In terms of early diagnosis, I think it's really around access to endometrial biopsy. We need public awareness first. Patients need to know that they should go in and see their health care provider if they are having menstrual abnormalities.
In terms of access to biopsy, it's not a complicated procedure to do in the office, but I do recognize that a lot of primary care providers are not comfortable providing this or experience other financial barriers, perhaps, to providing this test.

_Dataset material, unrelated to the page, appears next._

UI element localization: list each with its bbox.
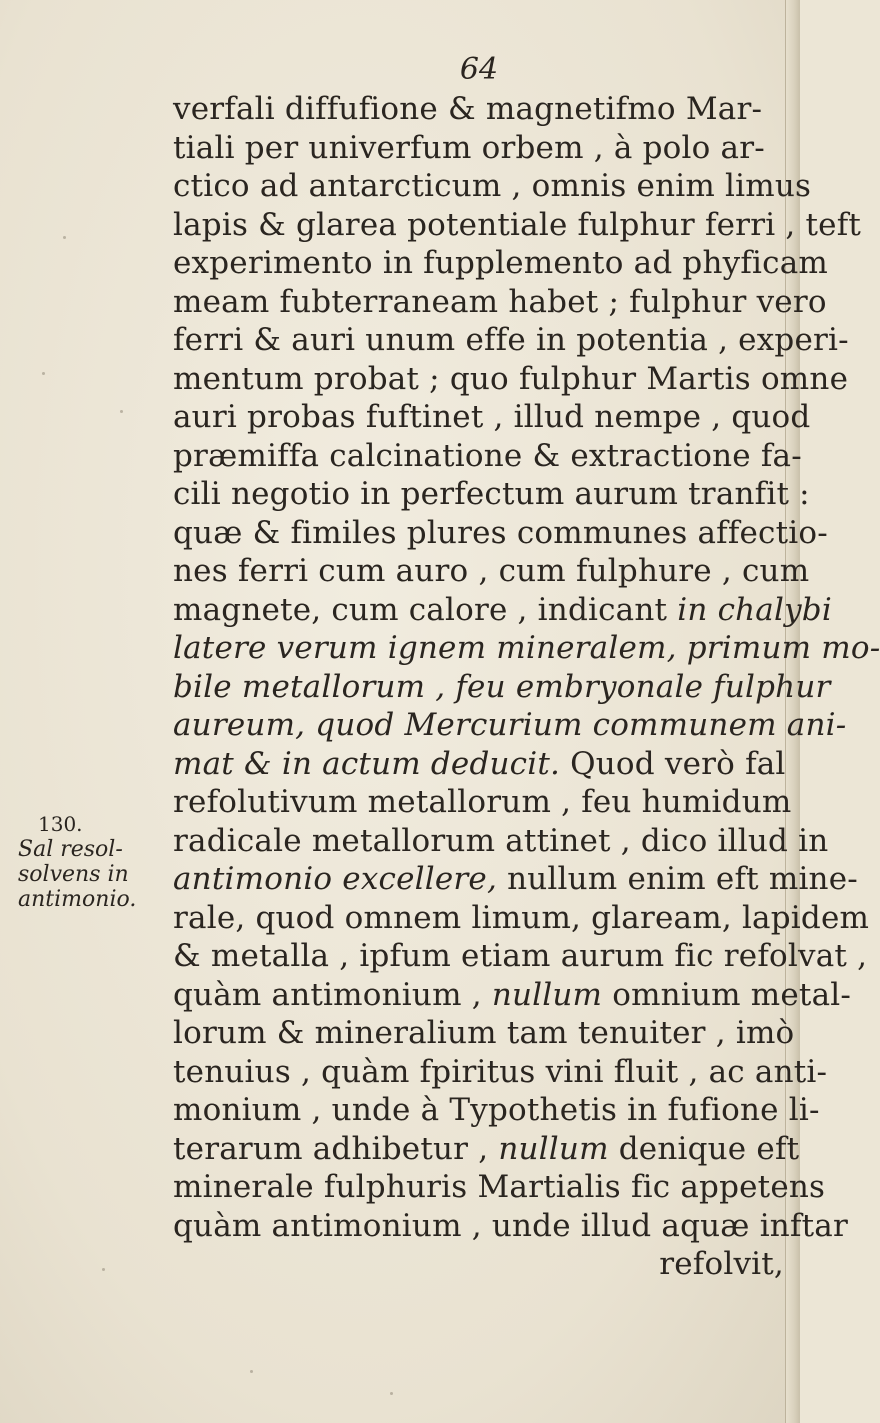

I think we should examine those barriers to understand how we can make biopsy more available to patients so that they don't necessarily have to wait for a referral to a gynecologist to have the test done.
Rapid access clinics.... We don't have an organized program for getting these patients in quickly to biopsy them and determine if they have endometrial cancer. I think we should look to other cancer types—perhaps breast cancer—and the way that care has been streamlined to allow more rapid access to diagnosis for these patients.
With respect to the psychosocial, psychological aspects of recovery, I do see it a lot in my practice. Patients really do struggle with their diagnosis in the context of its being related to their obesity, because I think that there is a lot of guilt that comes along with this diagnosis and the feeling that they perhaps should have done something to prevent it sooner.
I usually don't address obesity with my patients prior to surgery. We get them treated first, and then a lot of them ask me about it later and ask about access to weight loss resources to prevent other complications of obesity and improve their quality of life overall. Improving access to weight loss treatments would be another area where I think we can do better.